Selon une étude économique réalisée par Allianz, une compagnie d'assurance allemande, chaque jour d'immobilisation ajoute 6 à 10 milliards de dollars de coûts économiques au monde.

Le blocage est également survenu à un moment où les entreprises de transport maritime tentaient de faire face à une demande extraordinaire de produits de consommation, ce qui rendait essentiel le maintien des rouages complexes des réseaux de transport maritime, les exportateurs ayant du mal à trouver suffisamment de conteneurs vides pour répondre à leurs demandes.

Les consommateurs américains ont fini par en ressentir les effets, ce qui montre à quel point le monde est connecté.

L'impossibilité d'accéder au canal de Suez pendant près d'une semaine a également contraint de nombreux équipages à faire des détours pour contourner la pointe sud de l'Afrique, une région connue pour ses problèmes de piraterie.

Pendant la semaine du blocage, la marine américaine a déclaré avoir reçu de nombreux appels de sociétés de transport maritime préoccupées par les risques de piraterie, leurs navires étant déroutés.

L'une des plus grandes préoccupations était que le transport des ressources énergétiques telles que le gaz et le pétrole serait également fortement affecté. Par exemple, 7 % des expéditions mondiales de gaz naturel liquéfié (GNL) passeront par le canal en 2020, selon un rapport d'Aydar Shakirov du Forum des pays exportateurs de gaz (GECF).

Selon le même rapport cependant, l'effet n'a pas été aussi important que prévu. Bien que certaines expéditions aient été retardées, l'effet a été minime et n'a pas été aussi important que la crise du COVID-19 un an plus tôt.

Les leçons apprises

Les responsables égyptiens ont rapidement rassuré l'opinion publique mondiale en affirmant qu'ils prendraient des mesures pour éviter qu'un incident similaire ne se produise. Le président Abdel Fattah al-Sisi a déclaré que tout équipement serait acheté "quel qu'en soit le coût" afin de résoudre la crise et d'éviter de futurs incidents.

Le gouvernement égyptien avait travaillé sur l'expansion du canal au cours de la dernière décennie, avec un projet de 500 millions de dollars en 2015 nommé "le nouveau canal de Suez" pour agrandir la voie navigable.

Les experts ont déclaré à la suite du blocage de 2021 que des expansions similaires sont nécessaires à l'entrée sud du canal pour éviter de futurs incidents, une mesure que l'Autorité du canal de Suez a annoncé qu'elle prendrait.

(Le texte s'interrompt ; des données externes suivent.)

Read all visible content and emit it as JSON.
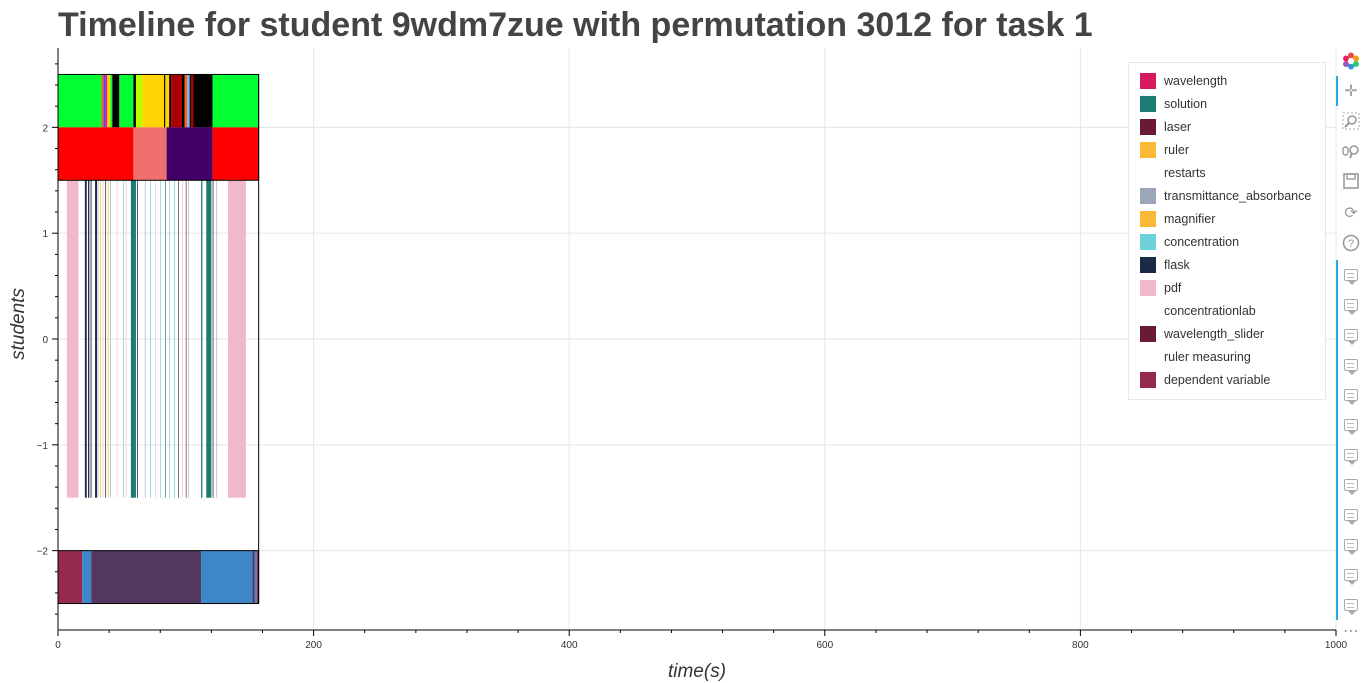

Ces mesures seront nécessaires, car le canal est un élément vital de l'économie égyptienne, surtout à une époque où les recettes du tourisme diminuent en raison de la crise sanitaire mondiale. Il représentait 2 % du PIB du pays en 2020.

Les autorités égyptiennes ont récemment conclu un accord avec les propriétaires japonais de l'Ever Given pour libérer le navire, après avoir affirmé que sa libération avait coûté plus de 900 millions de dollars en pertes de revenus et en main-d'œuvre.